Rombongan Putri Helianha sampai di gerbang disambut penduduk Vaalen, Renna lihat dari jendela penginapan. "Bisa lebih cepat?" Lenna masih berpakaian sementara dirinya sudah dan bertudung merah.

"Kalau begitu bantu aku, yang ini" Lenna memunggungi dirinya, tali korset masih menjuntai menyapa Renna. Ia ikat tali korset sebagaimana Betha melakukannya untuk Theo.

Renna menghela. "Kau bahkan tak butuh korset"

"Ya aku butuh, seorang Nona butuh korset" Lenna berkata dengan nada seperti Marissa. Renna mulai menyesali sumpah itu. "Juga kau tak suka pakaianku yang tadi"

"Karena kau bukan pelayan" ia sadar ada yang kurang. "Juga bukan Nona. Kenapa harus sampai begini, aku setengah bercanda waktu itu" ia bohong, petikan lute Renna setara seniman tapi tanpa suara Lenna dirinya hanya pengamen biasa. Putri Helianha orang yang dermawan, orang bilang, juga suka seniman dan penyair.

Uang tak pernah jadi benak pikiran Theo tapi Renna iya. Saat melompat Ia bawa sebanyak mungkin tapi jika ingin terus hidup nyaman Renna bakal butuh pekerjaan. Pedang datang pertama di kepalanya, juga yang pertama diusir. Yang ini jauh lebih aman, setidaknya mereka masih hidup jika gagal.

Saat mereka selesai Lenna berpakaian selayaknya Nona dari bangsawan rendah. Agak sederhana soal bahan pakaian, katun ketimbang sutra. Namun, lebih bermartabat soal warna ketimbang orang biasa. Dengan hijau segar dan kuning hangat untuk rambut coklat lembutnya.

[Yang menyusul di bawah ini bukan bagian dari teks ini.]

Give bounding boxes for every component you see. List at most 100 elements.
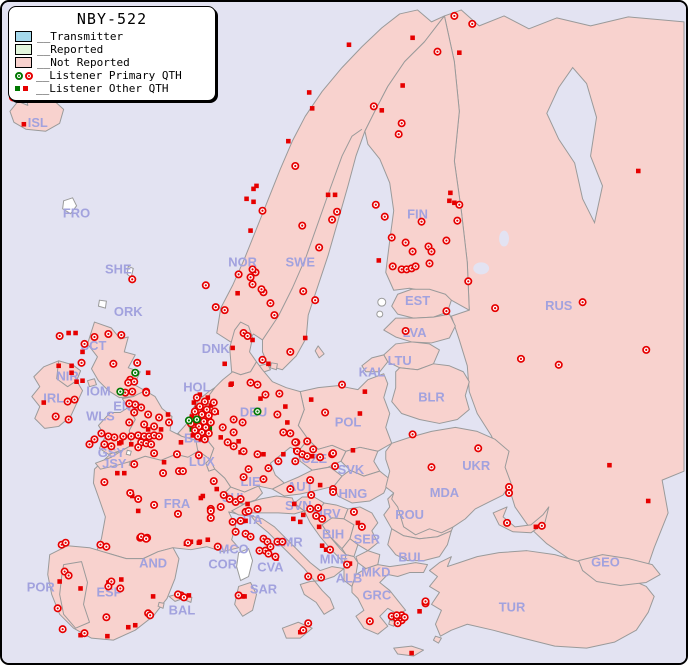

"Apa aku cukup cantik?" tanya Lenna dengan -anehnya- suara kaku. Renna menyesal saat melompat tak membawa cermin bersamanya karena Lenna saat ini nampak lebih cantik dari setengah gadis di kerajaan.

"Gadis tercantik di seluruh negeri" ucap Renna bagaikan dalam drama. Rona Lenna meracuni dada Renna bagai kecupan bunga mekar. Seharusnya Ia biarkan Lenna berpakaian seperti pelayan. Jika mereka menikah... Renna menggelengkan kepala, Donovan tak boleh, tapi ia bukan Donovan sekarang.

"Renna kenapa?" suara Lenna lebih manis ketimbang semalam. Jika kita menikah, batin Renna, kita bisa berkeliling dunia sebagai kekasih seperti Putri Theohanha dan Ghaya. Akhir kisah mereka tak penting, ini kisah Renna.

"Kita harus-" menikah, itu yang ingin ia katakan hingga Ia sadar apa artinya. "Segera turun" darah ningrat tak boleh bercampur dengan milik orang biasa, Ibu bilang. Dulu ada anak laki-laki seumuran dirinya dengan tahi lalat sebesar lalat, penjaga kuda atau pelayan ia tak ingat, awalnya hanya main-main lalu berciuman lalu ketahuan Ibu, esoknya dia pergi, sekarang ia bahkan tak ingat namanya.

Dengan kecapi di tangan, Renna mengawal Lenna keluar kamar. Kayu tangga penginapan baru dan kuat dengan ketukan nyaring ketika dipijak. Seperti tepuk tangan yang mereka dapat semalam dan akan dapatkan nanti. Penginapan hampir kosong menyisakan Hollard menyapu sendirian ditengah orang mabuk yang belum bangun. Nampaknya Ibu dan para saudarinya sudah pergi menyambut dan dia ditinggal.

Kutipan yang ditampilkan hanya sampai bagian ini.